While cyberspace may be significantly different from previous cultural media, its programmes, virtual realities and user experiences are just as firmly rooted in contemporary capitalism as any other form of contemporary culture. Those who have promoted it as 'revolutionary' have neglected to consider the possibilities of transcending established cultural forms and conventions with technologies and cultural practices originated from within that selfsame culture. Nowhere is this avoidance clearer than in the manner in which Lanier has advocated cyberspace as an innately peaceful medium whilst lamenting the violent nature of currently available glove technology games. Lanier's sadness is blatantly 'unworldly', since this development was patently obvious to anyone aware of the history and economic basis of the computer games industry. Indeed, given the likely industrial contexts of cyberspace's future development, there may well be other potentially alarming uses of cyberspace systems. Consider, for instance, the manner in which cyberspace users might encounter advertisements. Gibson has suggested that the 'commercial breaks' in cyberspace might be akin to 'freebasing TV ads', might be 'like having pure, uncut advertising injected directly into the brain' [50] - a scenario presumably more attractive to the radical capitalist than to the New Age guru.

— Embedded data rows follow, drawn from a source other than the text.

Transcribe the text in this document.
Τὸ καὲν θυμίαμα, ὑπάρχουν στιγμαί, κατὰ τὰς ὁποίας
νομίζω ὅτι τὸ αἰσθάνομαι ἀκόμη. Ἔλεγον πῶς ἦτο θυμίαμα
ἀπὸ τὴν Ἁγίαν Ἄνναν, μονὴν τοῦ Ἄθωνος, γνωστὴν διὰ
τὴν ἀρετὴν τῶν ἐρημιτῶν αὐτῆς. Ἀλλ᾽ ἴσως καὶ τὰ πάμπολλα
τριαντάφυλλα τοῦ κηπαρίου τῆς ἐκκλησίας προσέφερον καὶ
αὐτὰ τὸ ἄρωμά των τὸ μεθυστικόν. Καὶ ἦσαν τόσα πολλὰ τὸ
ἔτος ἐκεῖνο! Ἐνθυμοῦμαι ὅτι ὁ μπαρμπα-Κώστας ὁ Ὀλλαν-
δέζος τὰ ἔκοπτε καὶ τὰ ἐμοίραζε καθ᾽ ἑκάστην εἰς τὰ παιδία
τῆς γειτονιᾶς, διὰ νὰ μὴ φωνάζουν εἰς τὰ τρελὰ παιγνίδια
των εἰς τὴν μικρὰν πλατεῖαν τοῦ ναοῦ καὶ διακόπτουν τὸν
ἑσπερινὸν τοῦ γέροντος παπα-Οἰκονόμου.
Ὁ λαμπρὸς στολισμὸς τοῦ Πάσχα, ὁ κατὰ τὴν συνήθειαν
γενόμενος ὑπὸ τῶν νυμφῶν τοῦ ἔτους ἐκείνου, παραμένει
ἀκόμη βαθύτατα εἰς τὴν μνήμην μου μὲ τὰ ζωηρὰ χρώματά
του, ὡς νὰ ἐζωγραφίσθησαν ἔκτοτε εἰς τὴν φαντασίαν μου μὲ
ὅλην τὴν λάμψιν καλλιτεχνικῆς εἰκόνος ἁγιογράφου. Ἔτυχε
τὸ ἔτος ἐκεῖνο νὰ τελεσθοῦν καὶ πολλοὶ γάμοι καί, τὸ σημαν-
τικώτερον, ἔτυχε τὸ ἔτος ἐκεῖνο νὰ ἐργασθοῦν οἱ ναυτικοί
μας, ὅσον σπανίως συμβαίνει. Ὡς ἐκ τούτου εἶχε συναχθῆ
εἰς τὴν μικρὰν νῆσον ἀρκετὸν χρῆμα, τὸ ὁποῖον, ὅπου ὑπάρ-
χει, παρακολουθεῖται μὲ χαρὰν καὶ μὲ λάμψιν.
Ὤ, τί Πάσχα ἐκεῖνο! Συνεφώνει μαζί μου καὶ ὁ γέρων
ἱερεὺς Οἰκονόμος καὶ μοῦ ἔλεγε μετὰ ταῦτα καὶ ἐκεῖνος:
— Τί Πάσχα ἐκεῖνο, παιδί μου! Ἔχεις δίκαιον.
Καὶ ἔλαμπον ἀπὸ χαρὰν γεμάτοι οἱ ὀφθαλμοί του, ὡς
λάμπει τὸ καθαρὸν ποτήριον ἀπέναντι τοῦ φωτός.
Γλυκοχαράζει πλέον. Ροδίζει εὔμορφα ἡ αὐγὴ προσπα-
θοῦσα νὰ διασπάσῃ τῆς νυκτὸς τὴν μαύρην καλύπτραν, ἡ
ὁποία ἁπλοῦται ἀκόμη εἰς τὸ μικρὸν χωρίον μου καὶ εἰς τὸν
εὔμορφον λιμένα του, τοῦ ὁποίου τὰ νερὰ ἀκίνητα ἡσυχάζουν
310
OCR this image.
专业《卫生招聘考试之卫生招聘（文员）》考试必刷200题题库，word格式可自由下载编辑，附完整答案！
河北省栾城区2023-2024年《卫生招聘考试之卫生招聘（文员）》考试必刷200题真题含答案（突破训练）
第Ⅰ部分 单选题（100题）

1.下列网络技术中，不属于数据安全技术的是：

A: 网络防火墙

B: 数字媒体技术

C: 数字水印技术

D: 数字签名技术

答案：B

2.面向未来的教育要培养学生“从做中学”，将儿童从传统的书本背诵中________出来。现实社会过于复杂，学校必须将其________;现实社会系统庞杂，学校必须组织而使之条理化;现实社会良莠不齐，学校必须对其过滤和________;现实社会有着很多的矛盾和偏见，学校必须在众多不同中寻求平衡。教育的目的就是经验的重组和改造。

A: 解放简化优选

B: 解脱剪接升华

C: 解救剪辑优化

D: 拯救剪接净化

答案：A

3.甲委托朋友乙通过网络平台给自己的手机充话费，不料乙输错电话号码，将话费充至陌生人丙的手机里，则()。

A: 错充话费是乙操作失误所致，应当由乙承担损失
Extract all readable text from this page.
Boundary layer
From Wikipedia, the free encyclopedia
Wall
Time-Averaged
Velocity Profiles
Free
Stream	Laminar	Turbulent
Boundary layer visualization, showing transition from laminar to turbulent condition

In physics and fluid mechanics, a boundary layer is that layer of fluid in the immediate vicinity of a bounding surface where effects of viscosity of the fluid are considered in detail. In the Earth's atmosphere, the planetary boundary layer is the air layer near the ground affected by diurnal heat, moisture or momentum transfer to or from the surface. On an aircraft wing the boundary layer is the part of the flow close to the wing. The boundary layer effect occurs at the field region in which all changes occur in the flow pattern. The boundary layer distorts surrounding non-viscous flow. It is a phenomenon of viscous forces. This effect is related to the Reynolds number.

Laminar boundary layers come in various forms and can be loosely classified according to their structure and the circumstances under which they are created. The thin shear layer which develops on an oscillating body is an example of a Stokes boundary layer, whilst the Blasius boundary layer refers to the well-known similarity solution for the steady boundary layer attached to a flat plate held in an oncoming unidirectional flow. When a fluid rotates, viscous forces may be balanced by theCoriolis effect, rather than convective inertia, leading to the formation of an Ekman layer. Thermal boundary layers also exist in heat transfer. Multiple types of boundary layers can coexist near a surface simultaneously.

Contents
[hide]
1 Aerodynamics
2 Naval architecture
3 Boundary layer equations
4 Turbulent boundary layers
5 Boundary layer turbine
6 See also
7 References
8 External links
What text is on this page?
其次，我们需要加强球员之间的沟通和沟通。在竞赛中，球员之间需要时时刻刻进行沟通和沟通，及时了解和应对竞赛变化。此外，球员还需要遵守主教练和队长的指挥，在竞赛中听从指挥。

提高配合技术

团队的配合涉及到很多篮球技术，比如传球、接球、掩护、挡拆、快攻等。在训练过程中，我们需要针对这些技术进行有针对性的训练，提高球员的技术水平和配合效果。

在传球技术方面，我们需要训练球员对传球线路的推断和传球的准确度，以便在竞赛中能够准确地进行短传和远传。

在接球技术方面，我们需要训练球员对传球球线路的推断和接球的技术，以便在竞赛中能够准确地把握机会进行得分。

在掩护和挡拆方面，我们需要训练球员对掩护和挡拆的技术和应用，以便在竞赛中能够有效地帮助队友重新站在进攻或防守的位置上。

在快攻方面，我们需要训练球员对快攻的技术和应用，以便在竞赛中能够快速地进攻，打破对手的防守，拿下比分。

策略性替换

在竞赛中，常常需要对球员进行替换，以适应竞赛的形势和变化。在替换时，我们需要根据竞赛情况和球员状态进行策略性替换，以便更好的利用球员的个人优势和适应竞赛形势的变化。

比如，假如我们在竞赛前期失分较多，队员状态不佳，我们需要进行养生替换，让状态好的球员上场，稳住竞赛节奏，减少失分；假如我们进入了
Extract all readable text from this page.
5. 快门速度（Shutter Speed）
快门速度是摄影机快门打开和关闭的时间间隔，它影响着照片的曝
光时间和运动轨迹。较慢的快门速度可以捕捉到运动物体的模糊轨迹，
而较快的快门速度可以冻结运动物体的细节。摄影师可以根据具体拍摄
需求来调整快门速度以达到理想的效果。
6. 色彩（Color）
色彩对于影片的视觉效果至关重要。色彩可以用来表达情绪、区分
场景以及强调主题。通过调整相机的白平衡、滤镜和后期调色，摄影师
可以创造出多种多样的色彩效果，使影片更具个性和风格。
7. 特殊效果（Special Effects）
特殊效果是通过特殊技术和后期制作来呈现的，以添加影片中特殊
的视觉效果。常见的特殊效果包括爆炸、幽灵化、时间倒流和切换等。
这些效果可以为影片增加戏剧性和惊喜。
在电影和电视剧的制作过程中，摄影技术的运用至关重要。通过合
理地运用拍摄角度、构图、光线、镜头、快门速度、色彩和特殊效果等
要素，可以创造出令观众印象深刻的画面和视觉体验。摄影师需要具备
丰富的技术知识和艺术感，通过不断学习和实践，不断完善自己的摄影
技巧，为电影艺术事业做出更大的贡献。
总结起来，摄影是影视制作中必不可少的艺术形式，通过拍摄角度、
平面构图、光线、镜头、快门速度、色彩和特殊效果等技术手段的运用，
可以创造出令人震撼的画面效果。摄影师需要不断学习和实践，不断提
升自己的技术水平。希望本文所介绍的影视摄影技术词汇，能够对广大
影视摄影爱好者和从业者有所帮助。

Instead of emerging from a somehow 'innocent' cybernetic realm cyberspace systems and their virtual experiences have been produced by contemporary capitalism and reflect its cultural forms and paradigms. This is not to underestimate the potential of the form, however; it undoubtedly constitutes an exciting advance in audiovisually interactive and 'environmental' systems. The medium of cyberspace and the virtual realities which will come to be constituted within it, have much to offer artists and cultural practitioners. There may yet even be profound communicative and philosophic engagements with the form in ways which we can now only begin to grasp. Whatever these might be, however, cyberspace will clearly not inaugurate a New Age of consciousness through its technology alone nor through the capacity of its programmers to conjure fantasy worlds- interactive or otherwise.